Ogni giorno un fondale diverso ma sempre spettacolare. Dopo l’immersione sbarcavamo in un angolino di spiaggia riparato ed ombroso e ci servivano del pesce cotto sulla brace,  un’ananas o una papaia dolcissima e dopo un breve riposo tornavamo in albergo per una doccia, la cena, una passeggiata e il meritato riposo dopo una giornata trascorsa in mare, con gli occhi ancora pieni delle meraviglie di cui avevamo goduto e la sana stanchezza per le ore trascorse in acqua.

Il monte Kinabalu ed il suo parco ci aspettava. Non avevamo intenzione di salire sino in cima, volevamo vedere le piante straordinarie che crescevano sulle sue pendici. Era un trekking un po’ duro ma non una scalata. 

Partimmo con entusiasmo di mattina piuttosto presto; conoscevamo le condizioni ambientali ma l’umidità che in quella stagione arriva al 90% con una temperatura di almeno 30 gradi all’ombra in aggiunta allo sforzo ed il sole bruciante, dopo mezz’ora di tranquilla ascesa grondavamo sudore. Incrociavamo altri che, essendo partiti all’alba col fresco, scendevano dal monte, i loro visi erano stravolti dalla stanchezza.

 Il sentiero che si inerpicava all’interno della riserva naturale era ben tenuto, i tratti più difficili erano curati, piccoli ponticelli di legno permettevano il guado dei ruscelli che scendevano dalla montagna, dopo una curva incontrammo una piccola cascata, il posto era ombroso e ci fermammo a riposare. 

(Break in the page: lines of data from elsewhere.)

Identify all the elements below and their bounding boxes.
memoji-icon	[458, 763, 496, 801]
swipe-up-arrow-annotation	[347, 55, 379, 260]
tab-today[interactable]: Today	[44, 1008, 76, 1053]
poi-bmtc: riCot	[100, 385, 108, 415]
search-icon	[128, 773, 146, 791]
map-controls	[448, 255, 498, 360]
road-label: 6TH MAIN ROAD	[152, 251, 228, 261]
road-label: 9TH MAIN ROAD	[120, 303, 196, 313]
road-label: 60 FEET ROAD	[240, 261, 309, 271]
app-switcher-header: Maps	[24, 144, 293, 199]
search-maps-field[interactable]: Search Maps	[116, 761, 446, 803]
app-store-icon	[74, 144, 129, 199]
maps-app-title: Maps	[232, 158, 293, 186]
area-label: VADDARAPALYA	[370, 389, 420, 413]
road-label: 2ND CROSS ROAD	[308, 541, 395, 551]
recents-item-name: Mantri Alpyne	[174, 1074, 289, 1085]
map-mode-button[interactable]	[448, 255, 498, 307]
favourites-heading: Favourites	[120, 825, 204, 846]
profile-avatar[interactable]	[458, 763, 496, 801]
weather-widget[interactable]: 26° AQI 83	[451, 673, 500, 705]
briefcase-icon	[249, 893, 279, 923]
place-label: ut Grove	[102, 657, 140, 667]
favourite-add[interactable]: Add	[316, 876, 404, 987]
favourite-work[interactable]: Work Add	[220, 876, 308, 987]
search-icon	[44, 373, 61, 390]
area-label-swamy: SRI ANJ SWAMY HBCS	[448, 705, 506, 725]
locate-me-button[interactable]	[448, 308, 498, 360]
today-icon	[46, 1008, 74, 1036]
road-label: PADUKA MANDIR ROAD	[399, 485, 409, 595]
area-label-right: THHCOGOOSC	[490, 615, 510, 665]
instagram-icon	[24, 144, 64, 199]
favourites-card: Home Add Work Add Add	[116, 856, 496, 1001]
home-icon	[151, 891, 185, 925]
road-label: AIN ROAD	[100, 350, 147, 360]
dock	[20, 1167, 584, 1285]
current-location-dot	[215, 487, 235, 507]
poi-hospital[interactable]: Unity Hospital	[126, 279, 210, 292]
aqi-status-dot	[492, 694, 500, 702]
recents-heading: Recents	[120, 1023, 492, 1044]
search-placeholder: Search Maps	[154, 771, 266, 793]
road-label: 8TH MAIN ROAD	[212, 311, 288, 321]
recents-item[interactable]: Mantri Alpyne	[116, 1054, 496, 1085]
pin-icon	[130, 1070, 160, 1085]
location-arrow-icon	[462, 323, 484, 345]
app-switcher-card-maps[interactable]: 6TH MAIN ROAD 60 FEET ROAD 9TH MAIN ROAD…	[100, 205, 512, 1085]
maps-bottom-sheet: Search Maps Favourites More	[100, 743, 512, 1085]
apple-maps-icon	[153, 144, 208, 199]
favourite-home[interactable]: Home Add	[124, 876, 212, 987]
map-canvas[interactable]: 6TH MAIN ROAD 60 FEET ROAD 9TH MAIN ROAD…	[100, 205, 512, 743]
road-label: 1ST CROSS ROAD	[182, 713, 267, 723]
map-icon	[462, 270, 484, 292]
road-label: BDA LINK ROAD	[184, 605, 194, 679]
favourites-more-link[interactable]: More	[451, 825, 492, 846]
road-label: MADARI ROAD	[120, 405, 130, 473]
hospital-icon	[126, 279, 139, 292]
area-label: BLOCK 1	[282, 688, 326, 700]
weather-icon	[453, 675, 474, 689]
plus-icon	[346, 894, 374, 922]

Improvvisamente dei nuvoloni si addensarono e venne giù un acquazzone, tagliammo due foglie di banano e ci riparammo dalla pioggia continuando a salire. 


Più tardi ci sedemmo di nuovo su di un masso e guardandomi intorno, vidi il muschio che cresceva sulle rocce bagnate dalla ennesima cascata, le felci verde smeraldo e un grappolo di piccole orchidee viola che spuntavano fra le rocce e poco più oltre un magnifico serpente corallo che forse aspettava la sua preda oppure sonnecchiava.  

Ci ritenemmo soddisfatti della nostra passeggiata e iniziammo la discesa, sbocconcellando la merenda che ci eravamo portati.

Il Borneo è la terra del “più”: il fiore più grande del mondo, lo scoiattolo più piccolo, le grotte più ampie, gli alberi dal legno piu` pregiato, le tigri più belle (ormai anche le ultime), la farfalla più rara, le orchidee più colorate….

Nel giardino botanico di Singapore avevamo ammirato orchidee meravigliose, di tutti i colori e di ogni grandezza, ma vederle crescere spontanee nella foresta sulle pendici del Kinabalu, fu una piacevole sorpresa. La natura ha espresso il massimo della bellezza in questo fiore e noi non possiamo che ammirarlo con meraviglia ed umilta`. 

Questa avventura era giunta al termine ma il mio pensiero gia` correva alla successiva.